By revenue growth (latest reported year), NETSTREIT Corp.
(NTST) is pulling ahead at 30. 0% versus 16. 4% for Agree Realty Corporation (ADC). On earnings-per-share growth, the picture is similar: NETSTREIT Corp. grew EPS 150. 0% year-over-year, compared to -0. 6% for Agree Realty Corporation. Over a 3-year CAGR, NTST leads at 28. 2% annualised revenue growth. Higher growth typically commands a higher valuation multiple — check whether the premium P/E or P/S is justified by the growth rate using the PEG ratio.
06Which has better profit margins — ADC or NTST?
Agree Realty Corporation (ADC) is the more profitable company, earning 28.
4% net margin versus 3. 5% for NETSTREIT Corp. — meaning it keeps 28. 4% of every revenue dollar as bottom-line profit.

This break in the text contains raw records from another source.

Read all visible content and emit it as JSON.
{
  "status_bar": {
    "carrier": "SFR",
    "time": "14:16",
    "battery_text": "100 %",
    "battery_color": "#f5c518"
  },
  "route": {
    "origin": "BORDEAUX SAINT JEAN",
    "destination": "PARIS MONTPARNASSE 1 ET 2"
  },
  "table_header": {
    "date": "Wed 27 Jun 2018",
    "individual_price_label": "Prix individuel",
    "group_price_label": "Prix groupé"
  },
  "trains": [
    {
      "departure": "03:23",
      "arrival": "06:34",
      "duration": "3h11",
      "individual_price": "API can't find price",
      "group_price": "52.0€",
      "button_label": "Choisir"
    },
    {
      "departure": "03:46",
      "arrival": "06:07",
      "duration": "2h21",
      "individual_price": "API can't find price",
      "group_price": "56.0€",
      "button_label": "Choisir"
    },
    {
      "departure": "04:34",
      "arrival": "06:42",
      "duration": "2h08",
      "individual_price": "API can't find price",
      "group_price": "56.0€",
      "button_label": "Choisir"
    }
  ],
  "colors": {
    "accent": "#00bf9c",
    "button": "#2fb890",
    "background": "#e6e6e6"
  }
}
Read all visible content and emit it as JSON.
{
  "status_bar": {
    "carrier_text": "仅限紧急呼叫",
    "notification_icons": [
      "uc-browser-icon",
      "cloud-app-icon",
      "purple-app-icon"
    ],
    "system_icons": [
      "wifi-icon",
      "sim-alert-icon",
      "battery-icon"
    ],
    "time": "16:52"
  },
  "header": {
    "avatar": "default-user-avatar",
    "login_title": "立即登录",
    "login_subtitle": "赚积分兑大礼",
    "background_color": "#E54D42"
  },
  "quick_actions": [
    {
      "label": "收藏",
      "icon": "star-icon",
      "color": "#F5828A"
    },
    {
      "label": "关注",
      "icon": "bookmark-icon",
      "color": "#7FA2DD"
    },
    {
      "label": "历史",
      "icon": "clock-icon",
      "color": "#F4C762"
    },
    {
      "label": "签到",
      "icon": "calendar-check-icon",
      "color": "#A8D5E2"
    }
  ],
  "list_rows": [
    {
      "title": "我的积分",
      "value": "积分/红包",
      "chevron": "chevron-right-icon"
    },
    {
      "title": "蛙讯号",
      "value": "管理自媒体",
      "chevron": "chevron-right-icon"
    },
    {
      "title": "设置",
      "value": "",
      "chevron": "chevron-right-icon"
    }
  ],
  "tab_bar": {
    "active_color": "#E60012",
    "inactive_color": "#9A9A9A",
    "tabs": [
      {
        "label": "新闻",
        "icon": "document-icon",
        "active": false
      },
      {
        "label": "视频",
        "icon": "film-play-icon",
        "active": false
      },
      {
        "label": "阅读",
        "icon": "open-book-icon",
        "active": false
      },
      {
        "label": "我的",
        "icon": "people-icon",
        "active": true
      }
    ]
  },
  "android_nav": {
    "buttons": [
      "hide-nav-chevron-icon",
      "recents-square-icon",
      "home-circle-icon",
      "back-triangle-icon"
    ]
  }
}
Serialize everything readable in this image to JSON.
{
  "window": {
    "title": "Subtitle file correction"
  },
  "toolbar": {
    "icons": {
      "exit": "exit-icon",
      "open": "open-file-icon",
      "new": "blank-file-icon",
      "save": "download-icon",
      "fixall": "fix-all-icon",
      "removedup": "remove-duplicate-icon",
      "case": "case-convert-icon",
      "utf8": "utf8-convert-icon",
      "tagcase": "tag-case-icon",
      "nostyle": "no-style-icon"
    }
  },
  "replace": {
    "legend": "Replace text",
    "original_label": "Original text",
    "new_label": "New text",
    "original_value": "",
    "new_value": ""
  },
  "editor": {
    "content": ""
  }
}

Operating margin tells a similar story: ADC leads at 47. 4% versus 25. 7% for NTST. At the gross margin level — before operating expenses — NTST leads at 99. 9%, reflecting greater pricing power or product mix advantage. Stronger margins indicate durable pricing power, lower cost of revenue, or higher mix of software/services. They are one of the clearest signs of business quality.
07Is ADC or NTST more undervalued right now?
The PEG ratio (forward P/E divided by expected earnings growth rate) is the most precise measure of undervaluation relative to growth potential.
By this metric, NETSTREIT Corp. (NTST) is the more undervalued stock at a PEG of 1. 12x versus Agree Realty Corporation's 113. 96x. A PEG below 1. 5 suggests fair-to-attractive pricing relative to expected growth. On forward earnings alone, Agree Realty Corporation (ADC) trades at 39. 0x forward P/E versus 65. 4x for NETSTREIT Corp. — 26. 4x cheaper on a one-year earnings basis. Analyst consensus price targets imply the most upside for ADC: 9. 2% to $83. 50.
08Which pays a better dividend — ADC or NTST?
All stocks in this comparison pay dividends.
NETSTREIT Corp. (NTST) offers the highest yield at 4. 1%, versus 4. 0% for Agree Realty Corporation (ADC).
09Is ADC or NTST better for a retirement portfolio?
For long-horizon retirement investors, Agree Realty Corporation (ADC) is the stronger choice — it scores higher on the combination of lower volatility, dividend reliability, and long-term compounding (low volatility (β -0.
14), 4. 0% yield, +137. 5% 10Y return). Both have compounded well over 10 years (ADC: +137. 5%, NTST: +41. 9%), confirming both are viable long-term holds — but the lower-volatility option typically results in less emotional selling during corrections. Retirement portfolios generally favour predictability over maximum returns. Consult a financial advisor before making allocation decisions.
10What are the main differences between ADC and NTST?
Both stocks operate in the Real Estate sector, making this a peer-level intra-sector comparison — the same macro tailwinds and headwinds will affect both.
These fundamental differences mean investors should not choose between them on a single metric — the "better stock" depends entirely on which of these characteristics aligns with your investment strategy.